The bill shifts program purposes to support broader watershed restoration and targeted conservation—potentially improving water reliability, quality, and flood/drought resilience—while not providing new dedicated funding and leaving significant cost, permitting, and implementation risks with local communities and agencies.
Rural communities: stronger watershed restoration and expanded program purposes improve long-term water supply reliability and reduce flood and drought impacts at the watershed scale.
Communities and ecosystems: authorizing measures that prevent repetitive impairments supports better water quality and habitat over time, protecting public health and ecosystems.

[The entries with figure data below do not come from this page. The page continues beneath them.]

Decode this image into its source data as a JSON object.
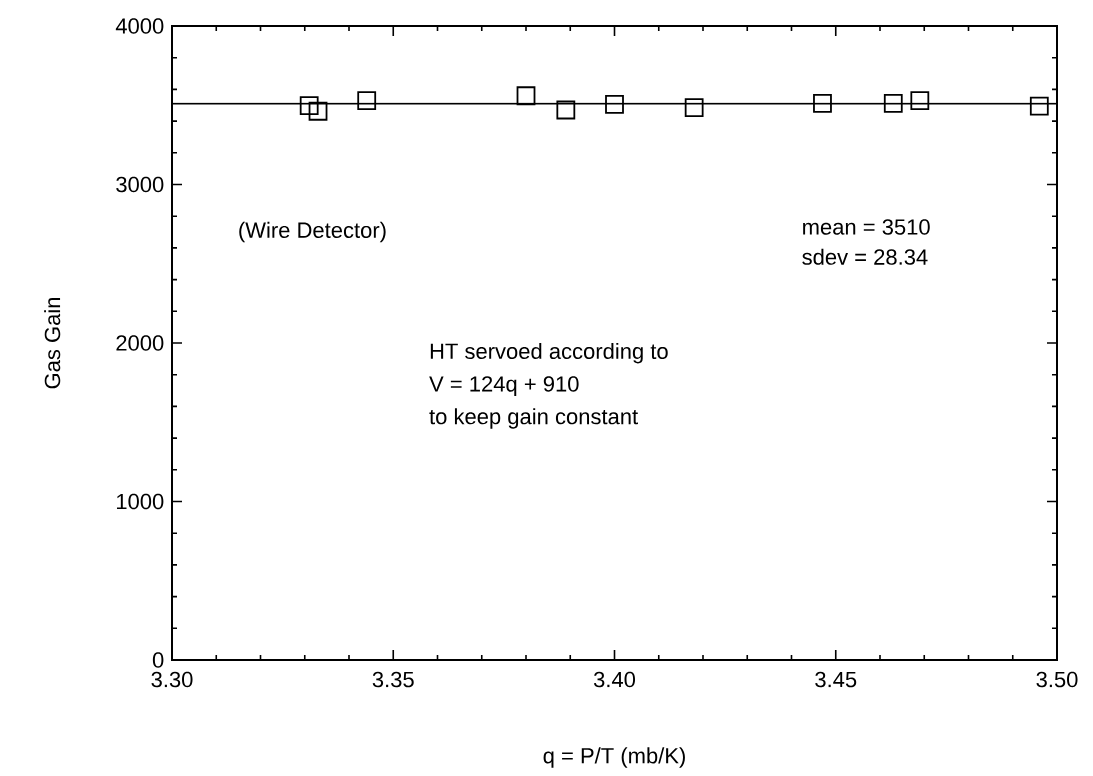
{
  "chart_data": {
    "type": "scatter",
    "xlabel": "q = P/T  (mb/K)",
    "ylabel": "Gas Gain",
    "x": [
      3.331,
      3.333,
      3.344,
      3.38,
      3.389,
      3.4,
      3.418,
      3.447,
      3.463,
      3.469,
      3.496
    ],
    "series": [
      {
        "color": "#000000",
        "values": [
          3497,
          3462,
          3529,
          3560,
          3470,
          3506,
          3485,
          3512,
          3512,
          3529,
          3495
        ]
      }
    ],
    "xlim": [
      3.3,
      3.5
    ],
    "xticks": [
      {
        "value": 3.3,
        "label": "3.30"
      },
      {
        "value": 3.35,
        "label": "3.35"
      },
      {
        "value": 3.4,
        "label": "3.40"
      },
      {
        "value": 3.45,
        "label": "3.45"
      },
      {
        "value": 3.5,
        "label": "3.50"
      }
    ],
    "ylim": [
      0,
      4000
    ],
    "yticks": [
      0,
      1000,
      2000,
      3000,
      4000
    ],
    "ref_lines": [
      {
        "axis": "y",
        "value": 3510,
        "label": null,
        "color": "#000000"
      }
    ],
    "annotations": [
      "(Wire Detector)",
      "mean = 3510",
      "sdev = 28.34",
      "HT servoed according to",
      "V = 124q + 910",
      "to keep gain constant"
    ],
    "marker": "square"
  }
}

Local governments and project sponsors: federal cost-share for rehabilitation construction covers the majority of construction costs (generally ~65%, up to 90% in designated limited‑resource areas), lowering the financial barrier to undertake large rehabilitation projects.
Rural communities, farmers, and local governments: the legislation changes authorities and program purposes but provides no dedicated new funding or deadlines, so beneficiaries may not see immediate projects and costs could shift to local governments or other USDA programs.

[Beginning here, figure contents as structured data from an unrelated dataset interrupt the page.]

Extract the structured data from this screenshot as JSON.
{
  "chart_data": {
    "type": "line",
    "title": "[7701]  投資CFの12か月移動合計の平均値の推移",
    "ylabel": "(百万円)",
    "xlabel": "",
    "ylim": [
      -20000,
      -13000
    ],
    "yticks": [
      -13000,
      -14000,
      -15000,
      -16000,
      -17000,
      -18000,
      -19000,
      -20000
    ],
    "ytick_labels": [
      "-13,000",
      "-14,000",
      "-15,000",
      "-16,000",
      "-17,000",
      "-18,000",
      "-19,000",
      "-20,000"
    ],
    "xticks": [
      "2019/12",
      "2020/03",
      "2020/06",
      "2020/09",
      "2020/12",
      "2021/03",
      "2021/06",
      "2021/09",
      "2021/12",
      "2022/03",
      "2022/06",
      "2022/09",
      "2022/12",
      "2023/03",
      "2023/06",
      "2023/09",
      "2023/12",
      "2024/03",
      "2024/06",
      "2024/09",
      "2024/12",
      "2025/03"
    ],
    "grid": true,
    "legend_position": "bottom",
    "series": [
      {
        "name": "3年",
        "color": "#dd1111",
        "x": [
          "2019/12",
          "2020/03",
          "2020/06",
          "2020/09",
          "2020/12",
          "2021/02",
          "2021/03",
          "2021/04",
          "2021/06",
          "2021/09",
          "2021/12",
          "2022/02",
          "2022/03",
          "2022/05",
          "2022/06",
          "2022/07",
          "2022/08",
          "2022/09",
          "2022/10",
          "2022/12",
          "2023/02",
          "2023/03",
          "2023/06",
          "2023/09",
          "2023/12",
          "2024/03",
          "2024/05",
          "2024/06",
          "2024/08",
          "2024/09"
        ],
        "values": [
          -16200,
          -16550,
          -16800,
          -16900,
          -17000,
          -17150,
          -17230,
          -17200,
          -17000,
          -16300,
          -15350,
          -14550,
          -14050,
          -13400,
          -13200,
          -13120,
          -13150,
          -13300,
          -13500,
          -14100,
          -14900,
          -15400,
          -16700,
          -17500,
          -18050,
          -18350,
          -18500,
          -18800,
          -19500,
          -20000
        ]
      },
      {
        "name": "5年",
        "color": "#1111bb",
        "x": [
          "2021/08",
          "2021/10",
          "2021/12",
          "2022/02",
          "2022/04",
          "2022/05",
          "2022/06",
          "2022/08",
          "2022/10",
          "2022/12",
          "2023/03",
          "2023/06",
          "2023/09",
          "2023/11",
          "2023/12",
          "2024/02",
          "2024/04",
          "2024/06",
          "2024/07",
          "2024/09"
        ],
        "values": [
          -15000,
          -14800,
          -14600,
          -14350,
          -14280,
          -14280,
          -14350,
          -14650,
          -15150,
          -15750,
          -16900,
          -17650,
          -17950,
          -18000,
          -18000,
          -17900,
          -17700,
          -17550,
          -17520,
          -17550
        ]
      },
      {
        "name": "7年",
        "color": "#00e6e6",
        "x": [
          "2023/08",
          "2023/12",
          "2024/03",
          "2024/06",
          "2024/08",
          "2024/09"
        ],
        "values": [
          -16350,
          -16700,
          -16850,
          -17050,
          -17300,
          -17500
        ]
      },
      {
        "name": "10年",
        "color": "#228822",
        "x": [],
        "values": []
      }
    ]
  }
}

Local governments and small communities: the federal cost‑share cap (generally 65%) plus requirements that sponsors pay for water/mineral rights and all permitting can leave communities liable for substantial remaining costs, limiting the ability of smaller or poorer areas to undertake projects.
Local organizations and applicants: new or shifted administrative and permitting responsibilities (including covering permit costs) increase administrative burdens and could delay or deter projects, especially for groups with limited staffing or capacity.

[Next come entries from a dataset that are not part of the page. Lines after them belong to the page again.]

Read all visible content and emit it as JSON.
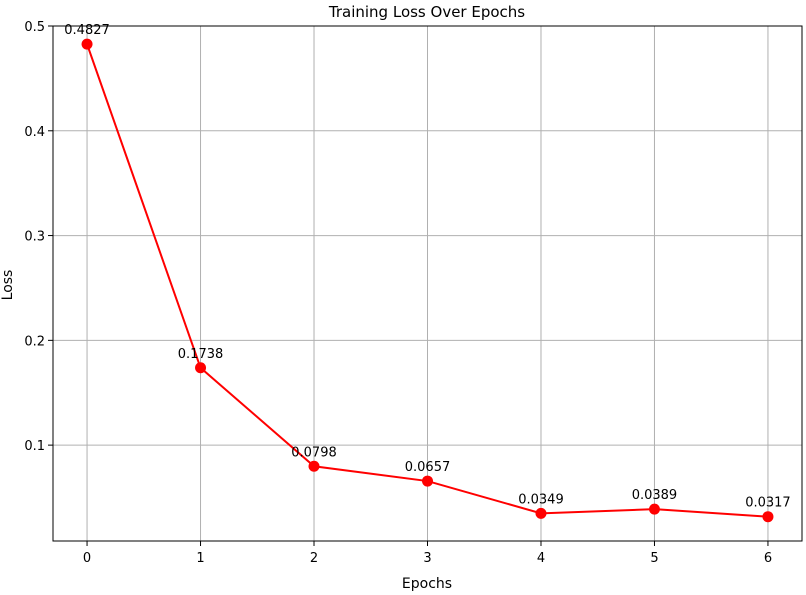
{
  "chart_data": {
    "type": "line",
    "title": "Training Loss Over Epochs",
    "xlabel": "Epochs",
    "ylabel": "Loss",
    "x": [
      0,
      1,
      2,
      3,
      4,
      5,
      6
    ],
    "series": [
      {
        "values": [
          0.4827,
          0.1738,
          0.0798,
          0.0657,
          0.0349,
          0.0389,
          0.0317
        ],
        "color": "#ff0000",
        "marker": "circle"
      }
    ],
    "data_labels": [
      "0.4827",
      "0.1738",
      "0.0798",
      "0.0657",
      "0.0349",
      "0.0389",
      "0.0317"
    ],
    "x_ticks": [
      0,
      1,
      2,
      3,
      4,
      5,
      6
    ],
    "x_tick_labels": [
      "0",
      "1",
      "2",
      "3",
      "4",
      "5",
      "6"
    ],
    "y_ticks": [
      0.1,
      0.2,
      0.3,
      0.4,
      0.5
    ],
    "y_tick_labels": [
      "0.1",
      "0.2",
      "0.3",
      "0.4",
      "0.5"
    ],
    "xlim": [
      -0.3,
      6.3
    ],
    "ylim": [
      0.0085,
      0.5
    ],
    "grid": true,
    "legend": "none"
  }
}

Based on analysis of 4 sections of legislative text.
Introduced November 6, 2025 by John Peter Ricketts · Last progress November 6, 2025
Authorizes USDA to go beyond minimum repairs and carry out higher-level watershed restoration when it benefits long-term watershed health and prevents repeat failures. Sets federal cost‑share rules for rehabilitation of structural watershed projects—generally up to 65% of construction costs, with the Secretary able to raise the federal share to as much as 90% for projects serving designated limited resource areas—and makes local project sponsors explicitly responsible for certain resource rights and permitting costs. It also refocuses the Regional Conservation Partnership Program (RCPP) purposes to emphasize soil and water conservation, drinking water and groundwater protection, flood and drought prevention and resilience, and conservation of wildlife and agricultural land. The bill makes these program and eligibility changes but does not provide new funding, deadlines, or broad new administrative authorities.